If your child is older, you can give your child the facts about:
- sensible drinking – that is, not drinking on an empty stomach, alternating alcoholic drinks with water, being particularly careful about drinking in an unknown or potentially unsafe environment (for example, with strangers, or at large events and parties where there are no adults) and setting up a non-drinking buddy system
- the size of a standard drink – many people are unsure about how much alcohol makes up one standard drink. One glass or one small bottle of a drink is often much more than one standard drink
- the immediate and long-term health risks of binge-drinking
- how alcohol could land him in some of the dangerous situations above.
If you have a close relationship with your child, it might be easier for you to raise these issues with her, so work on staying connected.

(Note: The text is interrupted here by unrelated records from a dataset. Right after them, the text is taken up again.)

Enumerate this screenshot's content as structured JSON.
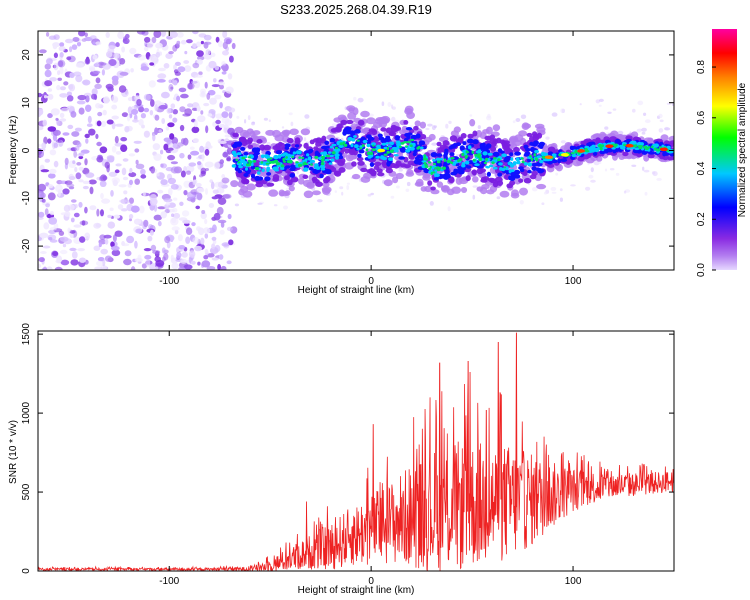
{
  "title": "S233.2025.268.04.39.R19",
  "chart_data": [
    {
      "type": "heatmap",
      "name": "spectrogram",
      "xlabel": "Height of straight line (km)",
      "ylabel": "Frequency (Hz)",
      "xlim": [
        -165,
        150
      ],
      "ylim": [
        -25,
        25
      ],
      "xticks": [
        -100,
        0,
        100
      ],
      "yticks": [
        -20,
        -10,
        0,
        10,
        20
      ],
      "colorbar": {
        "label": "Normalized spectral amplitude",
        "ticks": [
          "0.0",
          "0.2",
          "0.4",
          "0.6",
          "0.8"
        ],
        "range": [
          0,
          0.95
        ],
        "colors": [
          "#e6d8ff",
          "#8a2be2",
          "#0000ff",
          "#00c8ff",
          "#00ff00",
          "#ffff00",
          "#ff8000",
          "#ff0000",
          "#ff00a0"
        ]
      },
      "noise_region_km": [
        -165,
        -68
      ],
      "signal_region_km": [
        -68,
        150
      ],
      "signal_track": {
        "x_km": [
          -68,
          -55,
          -40,
          -25,
          -10,
          0,
          10,
          20,
          25,
          30,
          40,
          50,
          60,
          70,
          80,
          90,
          100,
          110,
          120,
          130,
          140,
          150
        ],
        "freq_hz": [
          -1.5,
          -3,
          -2,
          -2.5,
          2,
          0,
          0,
          2,
          -1,
          -4,
          -2,
          -1,
          -2,
          -3,
          -1,
          -1.5,
          -0.5,
          0.5,
          1,
          1,
          0.5,
          0
        ]
      }
    },
    {
      "type": "line",
      "name": "snr",
      "xlabel": "Height of straight line (km)",
      "ylabel": "SNR (10 * v/v)",
      "xlim": [
        -165,
        150
      ],
      "ylim": [
        0,
        1520
      ],
      "xticks": [
        -100,
        0,
        100
      ],
      "yticks": [
        0,
        500,
        1000,
        1500
      ],
      "color": "#ee2222",
      "envelope": {
        "x": [
          -165,
          -80,
          -60,
          -50,
          -40,
          -30,
          -20,
          -10,
          0,
          10,
          20,
          30,
          40,
          50,
          60,
          70,
          80,
          90,
          100,
          110,
          120,
          130,
          140,
          150
        ],
        "baseline": [
          10,
          10,
          12,
          30,
          70,
          110,
          140,
          200,
          240,
          280,
          320,
          340,
          360,
          380,
          390,
          400,
          420,
          460,
          500,
          520,
          530,
          540,
          550,
          560
        ],
        "amplitude": [
          12,
          12,
          20,
          60,
          110,
          160,
          220,
          270,
          330,
          380,
          470,
          560,
          600,
          580,
          560,
          520,
          420,
          300,
          200,
          150,
          120,
          110,
          100,
          100
        ]
      },
      "peaks": [
        {
          "x": -32,
          "y": 440
        },
        {
          "x": 1,
          "y": 930
        },
        {
          "x": 34,
          "y": 1320
        },
        {
          "x": 49,
          "y": 1260
        },
        {
          "x": 48,
          "y": 1330
        },
        {
          "x": 63,
          "y": 1450
        },
        {
          "x": 72,
          "y": 1510
        },
        {
          "x": 57,
          "y": 1020
        }
      ]
    }
  ]
}
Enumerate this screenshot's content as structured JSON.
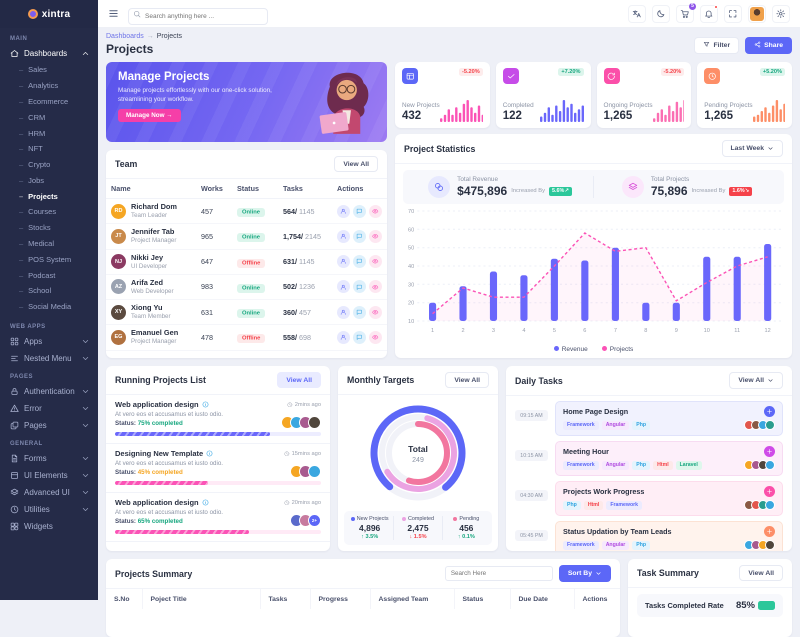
{
  "brand": {
    "name": "xintra"
  },
  "topbar": {
    "search_placeholder": "Search anything here ...",
    "actions": [
      {
        "icon": "translate"
      },
      {
        "icon": "moon"
      },
      {
        "icon": "cart",
        "badge": "5",
        "badge_color": "#8e54e9"
      },
      {
        "icon": "bell",
        "dot": "#fb4242"
      },
      {
        "icon": "expand"
      },
      {
        "icon": "avatar"
      },
      {
        "icon": "gear"
      }
    ]
  },
  "sidebar": {
    "sections": [
      {
        "label": "MAIN",
        "items": [
          {
            "label": "Dashboards",
            "icon": "home",
            "state": "expanded",
            "children": [
              "Sales",
              "Analytics",
              "Ecommerce",
              "CRM",
              "HRM",
              "NFT",
              "Crypto",
              "Jobs",
              "Projects",
              "Courses",
              "Stocks",
              "Medical",
              "POS System",
              "Podcast",
              "School",
              "Social Media"
            ],
            "active_child": "Projects"
          }
        ]
      },
      {
        "label": "WEB APPS",
        "items": [
          {
            "label": "Apps",
            "icon": "grid",
            "state": "collapsed"
          },
          {
            "label": "Nested Menu",
            "icon": "menu",
            "state": "collapsed"
          }
        ]
      },
      {
        "label": "PAGES",
        "items": [
          {
            "label": "Authentication",
            "icon": "lock",
            "state": "collapsed"
          },
          {
            "label": "Error",
            "icon": "alert",
            "state": "collapsed"
          },
          {
            "label": "Pages",
            "icon": "pages",
            "state": "collapsed"
          }
        ]
      },
      {
        "label": "GENERAL",
        "items": [
          {
            "label": "Forms",
            "icon": "file",
            "state": "collapsed"
          },
          {
            "label": "UI Elements",
            "icon": "box",
            "state": "collapsed"
          },
          {
            "label": "Advanced UI",
            "icon": "layers",
            "state": "collapsed"
          },
          {
            "label": "Utilities",
            "icon": "clock",
            "state": "collapsed"
          },
          {
            "label": "Widgets",
            "icon": "widget",
            "state": "none"
          }
        ]
      }
    ]
  },
  "header": {
    "breadcrumb": [
      "Dashboards",
      "Projects"
    ],
    "title": "Projects",
    "filter_label": "Filter",
    "share_label": "Share"
  },
  "banner": {
    "title": "Manage Projects",
    "text": "Manage projects effortlessly with our one-click solution, streamlining your workflow.",
    "cta": "Manage Now →"
  },
  "stat_cards": [
    {
      "label": "New Projects",
      "value": "432",
      "change": "-5.20%",
      "trend": "down",
      "icon": "kanban",
      "icon_color": "#5c67f7",
      "spark_color": "#fb53b6",
      "sparkline": [
        2,
        4,
        7,
        4,
        8,
        5,
        10,
        12,
        8,
        5,
        9,
        4
      ]
    },
    {
      "label": "Completed",
      "value": "122",
      "change": "+7.20%",
      "trend": "up",
      "icon": "check",
      "icon_color": "#c64ce8",
      "spark_color": "#6a67fb",
      "sparkline": [
        3,
        5,
        8,
        4,
        9,
        6,
        12,
        8,
        10,
        5,
        7,
        9
      ]
    },
    {
      "label": "Ongoing Projects",
      "value": "1,265",
      "change": "-5.20%",
      "trend": "down",
      "icon": "refresh",
      "icon_color": "#fb4fa9",
      "spark_color": "#fb6fb3",
      "sparkline": [
        2,
        5,
        7,
        4,
        9,
        6,
        11,
        8,
        12,
        6,
        4,
        8
      ]
    },
    {
      "label": "Pending Projects",
      "value": "1,265",
      "change": "+5.20%",
      "trend": "up",
      "icon": "clock",
      "icon_color": "#fd8e67",
      "spark_color": "#fd8e67",
      "sparkline": [
        3,
        4,
        6,
        8,
        5,
        9,
        12,
        7,
        10,
        5,
        8,
        6
      ]
    }
  ],
  "team": {
    "title": "Team",
    "view_all": "View All",
    "columns": [
      "Name",
      "Works",
      "Status",
      "Tasks",
      "Actions"
    ],
    "members": [
      {
        "name": "Richard Dom",
        "role": "Team Leader",
        "works": "457",
        "status": "Online",
        "tasks_done": "564/",
        "tasks_total": "1145",
        "avatar_color": "#f5a623",
        "initials": "RD"
      },
      {
        "name": "Jennifer Tab",
        "role": "Project Manager",
        "works": "965",
        "status": "Online",
        "tasks_done": "1,754/",
        "tasks_total": "2145",
        "avatar_color": "#c98a4b",
        "initials": "JT"
      },
      {
        "name": "Nikki Jey",
        "role": "UI Developer",
        "works": "647",
        "status": "Offline",
        "tasks_done": "631/",
        "tasks_total": "1145",
        "avatar_color": "#8b3a62",
        "initials": "NJ"
      },
      {
        "name": "Arifa Zed",
        "role": "Web Developer",
        "works": "983",
        "status": "Online",
        "tasks_done": "502/",
        "tasks_total": "1236",
        "avatar_color": "#9aa2b1",
        "initials": "AZ"
      },
      {
        "name": "Xiong Yu",
        "role": "Team Member",
        "works": "631",
        "status": "Online",
        "tasks_done": "360/",
        "tasks_total": "457",
        "avatar_color": "#5b4a3f",
        "initials": "XY"
      },
      {
        "name": "Emanuel Gen",
        "role": "Project Manager",
        "works": "478",
        "status": "Offline",
        "tasks_done": "558/",
        "tasks_total": "698",
        "avatar_color": "#b0713f",
        "initials": "EG"
      }
    ]
  },
  "project_statistics": {
    "title": "Project Statistics",
    "range": "Last Week",
    "totals": [
      {
        "label": "Total Revenue",
        "value": "$475,896",
        "note": "Increased By",
        "badge": "5.6%",
        "badge_dir": "up",
        "badge_color": "#2bc79a",
        "icon": "coins",
        "icon_bg": "#e7e9fe",
        "icon_fg": "#5c67f7"
      },
      {
        "label": "Total Projects",
        "value": "75,896",
        "note": "Increased By",
        "badge": "1.6%",
        "badge_dir": "down",
        "badge_color": "#f5424a",
        "icon": "layers",
        "icon_bg": "#fbe7fb",
        "icon_fg": "#d84fd8"
      }
    ]
  },
  "running_projects": {
    "title": "Running Projects List",
    "view_all": "View All",
    "items": [
      {
        "title": "Web application design",
        "time": "2mins ago",
        "desc": "At vero eos et accusamus et iusto odio.",
        "status_label": "Status:",
        "status": "75% completed",
        "status_color": "#17a77f",
        "bar_color": "#6a67fb",
        "progress": 75,
        "avatars": [
          "#f5a623",
          "#3aa7e0",
          "#a85a8f",
          "#50463c"
        ],
        "extra": ""
      },
      {
        "title": "Designing New Template",
        "time": "15mins ago",
        "desc": "At vero eos et accusamus et iusto odio.",
        "status_label": "Status:",
        "status": "45% completed",
        "status_color": "#f5a623",
        "bar_color": "#fb53b6",
        "progress": 45,
        "avatars": [
          "#f5a623",
          "#a85a8f",
          "#3aa7e0"
        ],
        "extra": ""
      },
      {
        "title": "Web application design",
        "time": "20mins ago",
        "desc": "At vero eos et accusamus et iusto odio.",
        "status_label": "Status:",
        "status": "65% completed",
        "status_color": "#17a77f",
        "bar_color": "#fb53b6",
        "progress": 65,
        "avatars": [
          "#5a6acb",
          "#c77a9e"
        ],
        "extra": "2+"
      }
    ]
  },
  "monthly_targets": {
    "title": "Monthly Targets",
    "view_all": "View All"
  },
  "daily_tasks": {
    "title": "Daily Tasks",
    "view_all": "View All",
    "tag_colors": {
      "Framework": {
        "bg": "#ecebfe",
        "fg": "#5c67f7"
      },
      "Angular": {
        "bg": "#f6e9fd",
        "fg": "#b04ae0"
      },
      "Php": {
        "bg": "#e4f4fd",
        "fg": "#2fa3e0"
      },
      "Html": {
        "bg": "#fde9e9",
        "fg": "#f5424a"
      },
      "Laravel": {
        "bg": "#def7ec",
        "fg": "#17a77f"
      }
    },
    "items": [
      {
        "time": "09:15 AM",
        "title": "Home Page Design",
        "tags": [
          "Framework",
          "Angular",
          "Php"
        ],
        "accent": "#5c67f7",
        "bg": "#f1f2fe",
        "border": "#e0e3fb",
        "avatars": [
          "#e2574c",
          "#8a5a44",
          "#3aa7e0",
          "#2a9d8f"
        ]
      },
      {
        "time": "10:15 AM",
        "title": "Meeting Hour",
        "tags": [
          "Framework",
          "Angular",
          "Php",
          "Html",
          "Laravel"
        ],
        "accent": "#cf4be8",
        "bg": "#fdeffa",
        "border": "#f7dbf2",
        "avatars": [
          "#f5a623",
          "#a85a8f",
          "#50463c",
          "#3aa7e0"
        ]
      },
      {
        "time": "04:30 AM",
        "title": "Projects Work Progress",
        "tags": [
          "Php",
          "Html",
          "Framework"
        ],
        "accent": "#fb4fa9",
        "bg": "#ffeef6",
        "border": "#fddcec",
        "avatars": [
          "#8a5a44",
          "#e2574c",
          "#2a9d8f",
          "#3aa7e0"
        ]
      },
      {
        "time": "05:45 PM",
        "title": "Status Updation by Team Leads",
        "tags": [
          "Framework",
          "Angular",
          "Php"
        ],
        "accent": "#fd8e67",
        "bg": "#fff3ed",
        "border": "#fce2d4",
        "avatars": [
          "#3aa7e0",
          "#a85a8f",
          "#f5a623",
          "#50463c"
        ]
      }
    ]
  },
  "projects_summary": {
    "title": "Projects Summary",
    "search_placeholder": "Search Here",
    "sort_by": "Sort By",
    "columns": [
      "S.No",
      "Poject Title",
      "Tasks",
      "Progress",
      "Assigned Team",
      "Status",
      "Due Date",
      "Actions"
    ]
  },
  "task_summary": {
    "title": "Task Summary",
    "view_all": "View All",
    "rate_label": "Tasks Completed Rate",
    "rate_value": "85%"
  },
  "chart_data": [
    {
      "type": "bar+line",
      "title": "Project Statistics",
      "x": [
        1,
        2,
        3,
        4,
        5,
        6,
        7,
        8,
        9,
        10,
        11,
        12
      ],
      "yticks": [
        10,
        20,
        30,
        40,
        50,
        60,
        70
      ],
      "ylim": [
        10,
        70
      ],
      "grid": true,
      "legend_position": "bottom",
      "series": [
        {
          "name": "Revenue",
          "type": "bar",
          "color": "#6a67fb",
          "values": [
            20,
            29,
            37,
            35,
            44,
            43,
            50,
            20,
            20,
            45,
            45,
            52
          ]
        },
        {
          "name": "Projects",
          "type": "line",
          "style": "dashed",
          "color": "#fb53b6",
          "values": [
            14,
            28,
            23,
            23,
            40,
            58,
            48,
            50,
            21,
            31,
            40,
            45
          ]
        }
      ]
    },
    {
      "type": "donut",
      "title": "Monthly Targets",
      "center_label": "Total",
      "center_value": "249",
      "rings": [
        {
          "name": "New Projects",
          "value": "4,896",
          "change": "3.5%",
          "trend": "up",
          "trend_color": "#17a77f",
          "color": "#5c67f7",
          "pct": 78
        },
        {
          "name": "Completed",
          "value": "2,475",
          "change": "1.5%",
          "trend": "down",
          "trend_color": "#f5424a",
          "color": "#eba3e2",
          "pct": 62
        },
        {
          "name": "Pending",
          "value": "456",
          "change": "0.1%",
          "trend": "up",
          "trend_color": "#17a77f",
          "color": "#f2769f",
          "pct": 55
        }
      ]
    }
  ]
}
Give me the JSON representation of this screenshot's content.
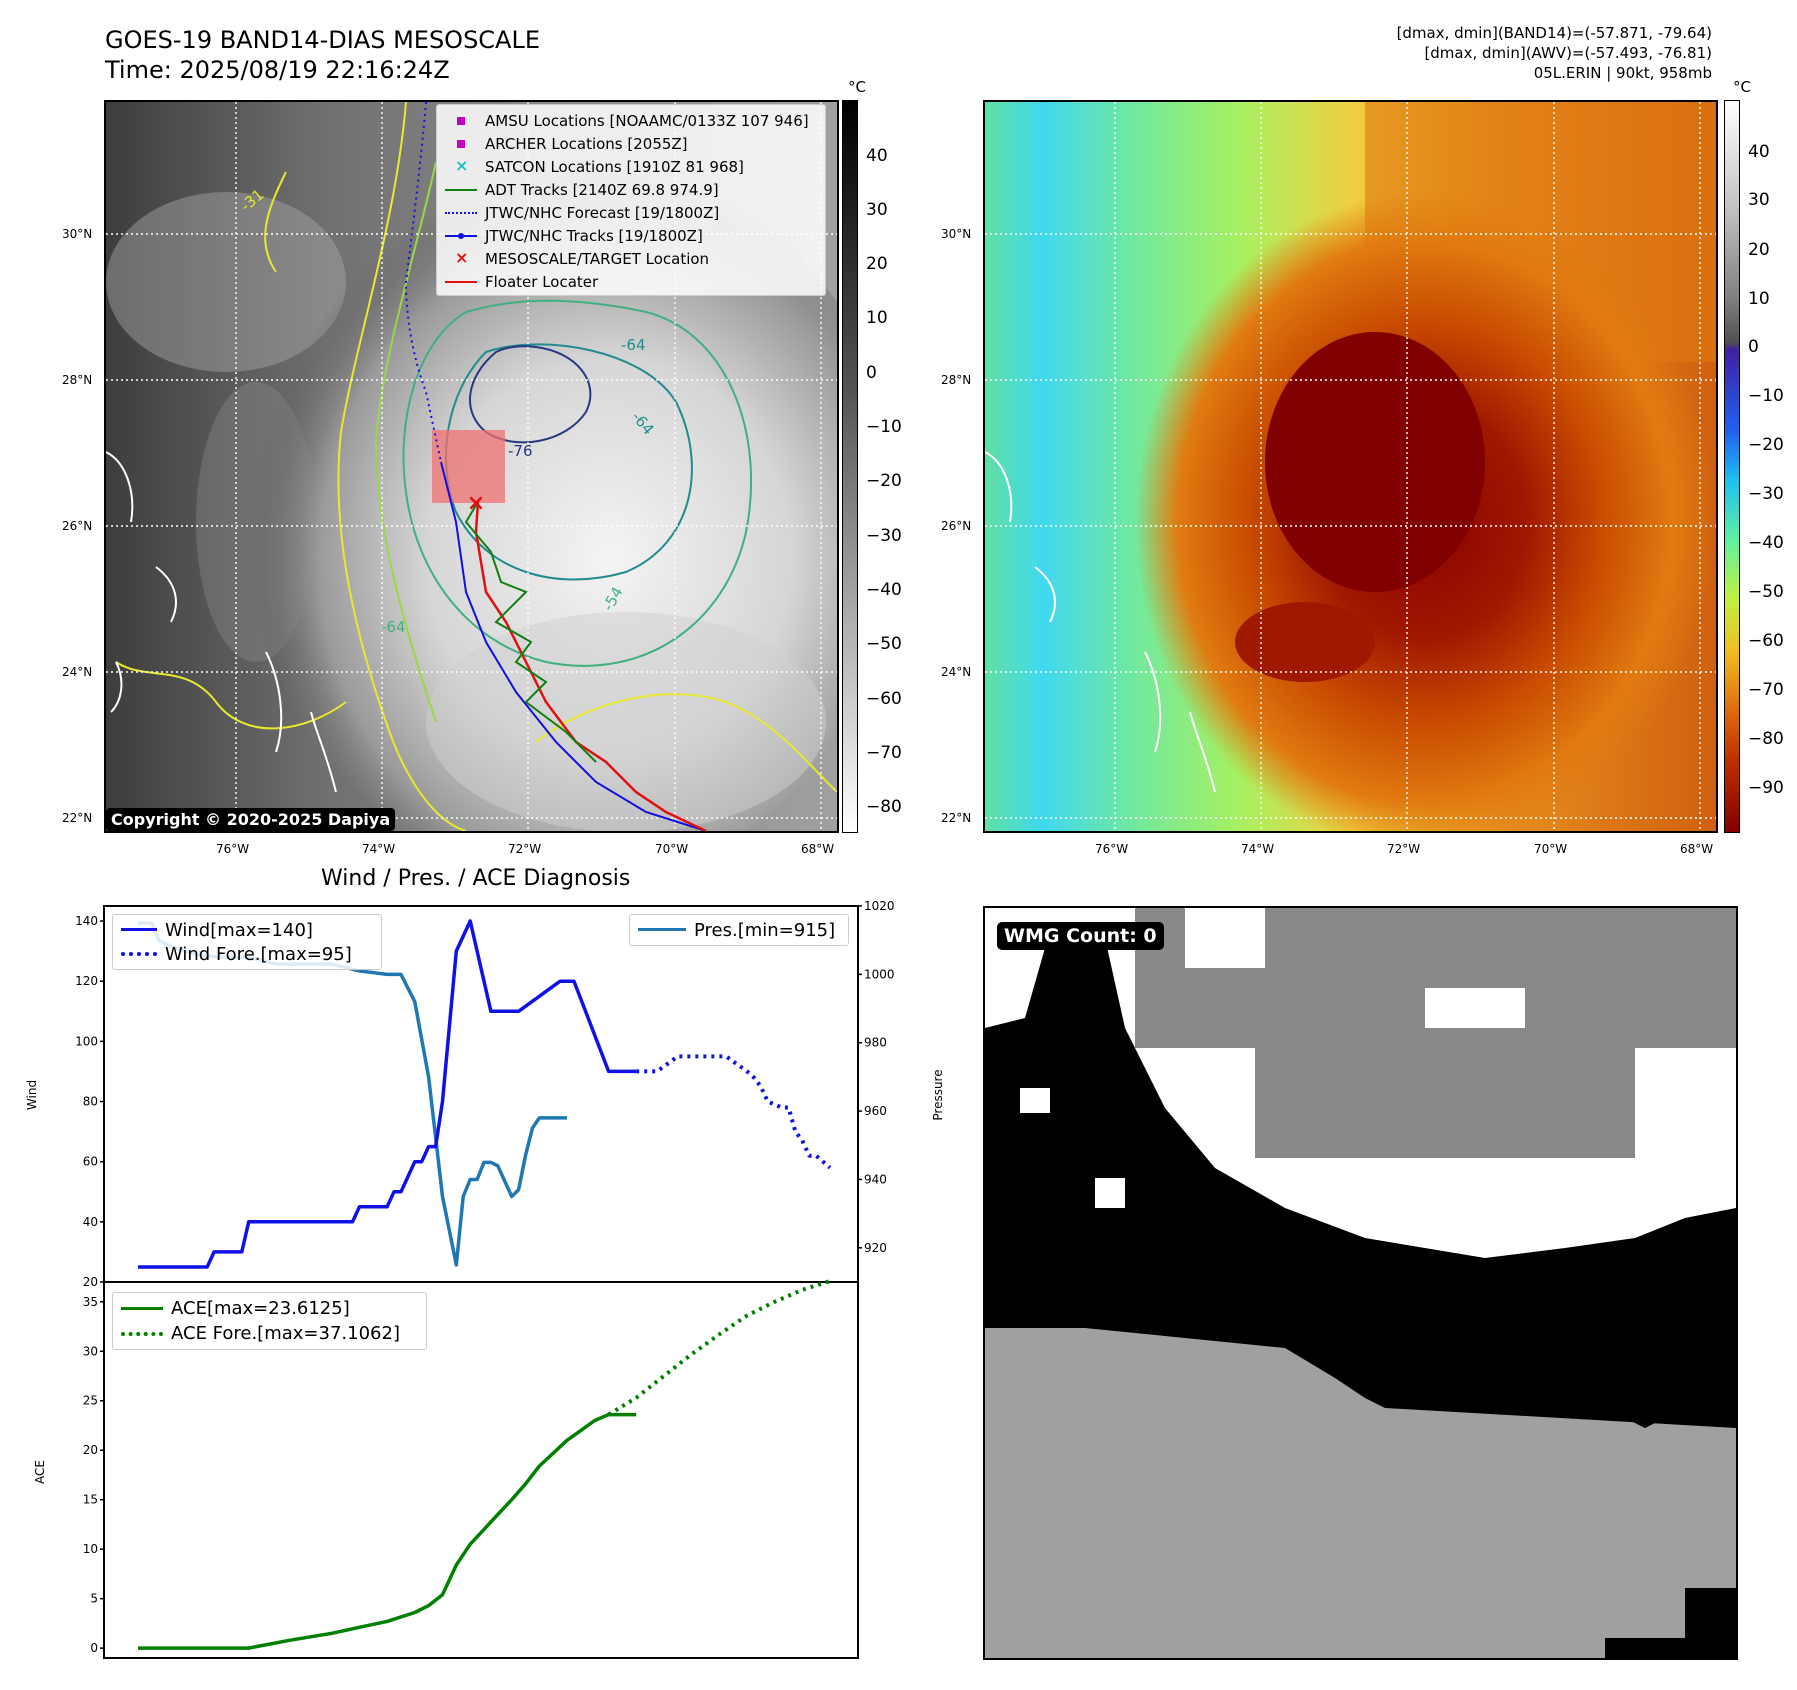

Using a positive approach to managing your child’s behaviour can also help.
If your child’s planning to have a party at home or is invited to a
friend’s party, there are a few ways you can reinforce these safety messages. For example, it’s a good idea to agree on some ground rules about whether he drinks alcohol and, if so, how much is OK. For more
information, you can read our article about teenage parties
Talking with young children about drugs and alcohol
Even children as young as five can have opinions about alcohol, so it’s a good idea to talk with your child from an early age.
Before the school years, you can be open and honest about any questions that come up, but there’s no need to raise the topic of alcohol.
When your child is a couple of years into school, you can chat with her about alcohol. You could start with something like, ‘Does your class ever talk about drinking alcohol? What do they say? What do you think?’ You can use these conversations as a chance to communicate facts about alcohol, such as the effects it has on the body or how it can affect decision-making. You might also like to use these conversations to discuss values and expectations about alcohol use in your family.
Alcohol use among young Australians: changing trends
Experimentation with alcohol and other drugs is more likely to increase as children move through the teenage years. A survey of young Australians showed that more than 90% of teenagers have tried alcohol by the time they turned 15. One in six 16-17 year olds drank to excess every week.